Бенджамин красноречиво пожал плечами.
— Различия, светский ученый, — эхом отозвался он, щупая слова на вкус, как подгнившие яблоки. — И меня, были времена, называли «светским ученым» некоторые люди, но пришло время, и я был побит за это камнями, сожжен и погребен.
— Ты же никогда… — священник замолчал и сурово нахмурился. Опять это сумасшествие. Бенджамин с подозрением смотрел на него, и в его улыбке стал чувствоваться холодок. «Ныне, — подумал аббат, — он смотрит на меня, словно я был одним из Них. И кем бы ни были эти Они, их стараниями Бенджамин обречен на одиночество. Побит камнями, сожжен и погребен? Или же говоря “Я”, он имел в виду “Мы”, как в формуле “Я, мой народ”?»
— Бенджамин — Я Пауло. Торквемада давно мертв. Я родился семьдесят с лишним лет назад и скоро умру. Я люблю тебя, старик. И когда ты смотришь на меня, мне бы хотелось, чтобы ты видел Пауло из Пеко — и никого иного.
На мгновение Бенджамин дрогнул. Глаза его увлажнились.
— Порой я… я забываю…
— И порой ты забываешь, что Бенджамин — это только Бенджамин, а не Израиль.
— Никогда! — вспыхнув, вскочил отшельник. — За все тридцать два столетия я… — он остановился, плотно сжав губы.
— Но почему? — едва не теряя сознания от благоговейного ужаса шепнул аббат. — Но почему ты в одиночку тащишь через столетия весь груз народа и его прошлого?
В глазах отшельника вспыхнул огонек, предупреждающий, что дальше двигаться не стоит, но он лишь сглотнул хриплый горловой звук и опустил лицо на руки.
— Ты удишь рыбу в темной водице.
— Прости меня.
— Этот груз — он был взвален на меня другими, — он медленно поднял глаза. — Мог ли я отказаться нести его?

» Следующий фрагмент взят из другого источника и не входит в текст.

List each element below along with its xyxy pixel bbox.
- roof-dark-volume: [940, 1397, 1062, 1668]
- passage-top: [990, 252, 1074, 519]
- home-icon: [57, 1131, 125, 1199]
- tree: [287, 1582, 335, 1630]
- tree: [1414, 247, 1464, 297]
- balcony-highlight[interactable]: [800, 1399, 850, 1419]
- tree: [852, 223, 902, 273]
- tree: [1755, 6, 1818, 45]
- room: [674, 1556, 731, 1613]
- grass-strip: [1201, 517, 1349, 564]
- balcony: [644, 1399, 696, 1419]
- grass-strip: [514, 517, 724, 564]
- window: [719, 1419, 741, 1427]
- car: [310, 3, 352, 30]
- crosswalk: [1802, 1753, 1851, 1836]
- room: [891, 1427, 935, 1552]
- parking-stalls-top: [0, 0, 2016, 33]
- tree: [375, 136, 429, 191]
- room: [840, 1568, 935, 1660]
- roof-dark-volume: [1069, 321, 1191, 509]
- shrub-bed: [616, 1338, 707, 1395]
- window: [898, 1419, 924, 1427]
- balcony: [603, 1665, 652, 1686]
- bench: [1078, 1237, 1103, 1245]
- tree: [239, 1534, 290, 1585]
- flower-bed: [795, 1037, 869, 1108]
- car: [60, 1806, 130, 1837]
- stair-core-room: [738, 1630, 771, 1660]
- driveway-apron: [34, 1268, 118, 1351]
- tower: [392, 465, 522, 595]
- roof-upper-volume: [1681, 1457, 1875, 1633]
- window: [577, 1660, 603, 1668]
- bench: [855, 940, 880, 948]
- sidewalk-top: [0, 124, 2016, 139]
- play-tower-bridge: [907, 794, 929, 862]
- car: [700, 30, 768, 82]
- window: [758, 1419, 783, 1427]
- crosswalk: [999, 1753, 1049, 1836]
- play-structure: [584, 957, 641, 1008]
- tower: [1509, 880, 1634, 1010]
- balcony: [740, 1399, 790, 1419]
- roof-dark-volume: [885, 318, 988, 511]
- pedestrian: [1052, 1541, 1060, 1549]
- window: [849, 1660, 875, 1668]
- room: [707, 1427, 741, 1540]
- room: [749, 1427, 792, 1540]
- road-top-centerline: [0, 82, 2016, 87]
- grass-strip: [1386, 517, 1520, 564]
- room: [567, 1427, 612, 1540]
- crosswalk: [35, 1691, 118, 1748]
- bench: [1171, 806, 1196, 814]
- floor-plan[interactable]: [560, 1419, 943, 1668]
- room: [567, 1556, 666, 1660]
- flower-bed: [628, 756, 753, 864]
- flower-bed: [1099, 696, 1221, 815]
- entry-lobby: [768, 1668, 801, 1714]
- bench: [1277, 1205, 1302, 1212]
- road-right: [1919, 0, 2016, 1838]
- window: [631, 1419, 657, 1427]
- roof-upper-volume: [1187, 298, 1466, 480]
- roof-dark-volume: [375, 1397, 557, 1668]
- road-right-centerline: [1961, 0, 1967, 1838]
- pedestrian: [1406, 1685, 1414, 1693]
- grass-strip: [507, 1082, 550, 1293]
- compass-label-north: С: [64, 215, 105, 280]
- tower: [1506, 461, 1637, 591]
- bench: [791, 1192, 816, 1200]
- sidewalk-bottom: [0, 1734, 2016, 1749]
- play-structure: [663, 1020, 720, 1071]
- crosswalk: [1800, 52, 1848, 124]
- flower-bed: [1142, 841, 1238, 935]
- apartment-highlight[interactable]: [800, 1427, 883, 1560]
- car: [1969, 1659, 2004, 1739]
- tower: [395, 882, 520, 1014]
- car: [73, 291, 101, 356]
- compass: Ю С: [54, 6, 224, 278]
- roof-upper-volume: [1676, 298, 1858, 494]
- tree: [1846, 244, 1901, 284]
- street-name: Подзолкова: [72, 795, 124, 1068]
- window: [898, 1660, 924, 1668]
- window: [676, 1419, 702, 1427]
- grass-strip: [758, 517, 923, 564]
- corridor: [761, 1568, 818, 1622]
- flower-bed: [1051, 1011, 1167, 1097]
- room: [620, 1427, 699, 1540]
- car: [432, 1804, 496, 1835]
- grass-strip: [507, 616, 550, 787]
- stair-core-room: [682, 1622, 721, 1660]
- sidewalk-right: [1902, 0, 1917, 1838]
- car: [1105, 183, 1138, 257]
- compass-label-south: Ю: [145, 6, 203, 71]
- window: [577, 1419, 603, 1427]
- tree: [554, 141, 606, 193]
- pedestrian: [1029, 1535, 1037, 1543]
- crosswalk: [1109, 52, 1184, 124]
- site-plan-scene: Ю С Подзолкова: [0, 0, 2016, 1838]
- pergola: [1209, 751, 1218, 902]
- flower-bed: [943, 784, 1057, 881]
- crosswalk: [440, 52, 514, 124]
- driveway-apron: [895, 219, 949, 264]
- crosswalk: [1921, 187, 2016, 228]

Священник с трудом втянул в себя воздух. Долгое время в убежище стояло полное молчание, нарушавшееся только свистом ветра. «Это сумасшествие отмечено печатью божественной благодати!» — подумал Дом Пауло. В те времена еврейская община почти растворилась. Бенджамин, скорее всего, пережил своих детей и каким-то образом стал отверженным. Такой старый израильтянин мог странствовать годами, не встречая никого из своих соплеменников. Возможно, в своем одиночестве на него снизошло тихое убеждение, что он последний, что он один и что он единственный. И, став последним, он отказался быть Бенджамином, чувствуя себя Израилем. И в сердце его ныне живет пятитысячелетняя история, которая стала историей его собственной жизни. Поэтому его «Я» превратилось в «Мы» с заглавной буквы.